Rep. Cori Bush (D-Mo.) talked about a church trip she’d taken, the summer after graduating high school, during which she was raped by an older man who was “a friend of a friend.” 

“I was confused, I was embarrassed, I was ashamed,” Bush said. “I asked myself, was it something that I had done?” 

She realized she was pregnant after missing her period and flipped through the phone book to find an abortion provider.

Sitting in an abortion clinic while nine weeks pregnant, Bush recalled, she didn’t know how she would have been able to support a child at just 18 years old. Overhearing the clinic workers talking, Bush recalled their comments about the patients: “They ruined their life,” she remembered hearing. “That’s what they do.” 

“’They‘ being Black girls,” Bush said. “I was being talked to like trash and it worsened my shame.” 

Stressing the disproportionate harm the Texas law poses for communities of color and LGBTQ people, Bush said, “We live in a society that has failed to legislate love and justice for us.”

Rep. Barbara Lee (D-Calif.) talked about her upbringing in El Paso, Texas, where she attended a Catholic school that failed to teach comprehensive sex education. Even today, Texas middle schools are not required to teach birth control methods beyond abstinence. When she faced an unwanted pregnancy, she received help from a family friend who knew of services in Mexico and decided to cross the border for an abortion. 

Rep. Pramila Jayapal (D-Wash.) talked about how she chose to get an abortion after doctors told her that her pregnancy would be high risk for her and the child. “I did not suffer from living in a state that does not allow pregnant people to make these choices,” she said.  

A Texas-based OB-GYN, Dr. Ghazaleh Moayedi, said abortion has almost completely stopped in Texas and that health care providers are confused.

“My colleagues are asking if they’re still allowed to treat an ectopic pregnancy or a miscarriage,” Moayedi said. “They’re worried they will have to delay life-saving care for people who are very sick.” 

They also called on the Senate to pass the Women’s Health Protection Act, which the House moved forward last week.
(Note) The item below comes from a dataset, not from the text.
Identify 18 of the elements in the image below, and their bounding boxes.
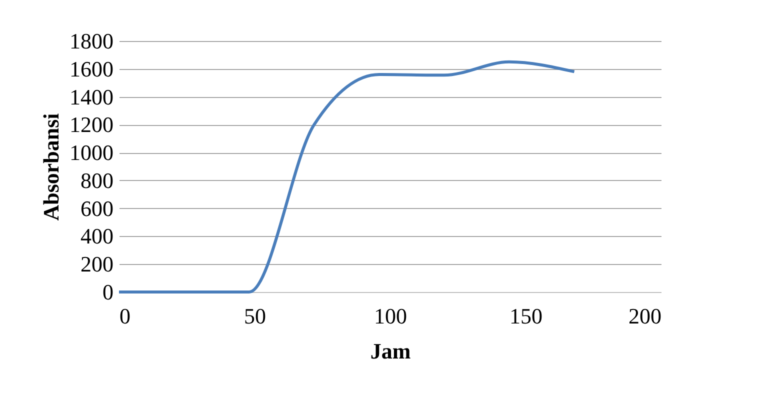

The bill would guarantee abortion rights granted under Roe v. Wade and Planned Parenthood v. Casey, and block the enactment of laws, rules, or standards that go against those rights.  

Rep. Judy Chu, who sponsored the legislation, said, “Everyone deserves equal access to comprehensive and safe reproductive healthcare, no matter where they live, free from political interference.” She added, “But anti-abortion extremists have been working ever since the passage of Roe v. Wade to put abortion service out of reach for as many Americans as possible. Texas’ SB 8 is just the latest example.”  

Correction: An earlier version of this article misidentified Dr. Ghazaleh Moayedi.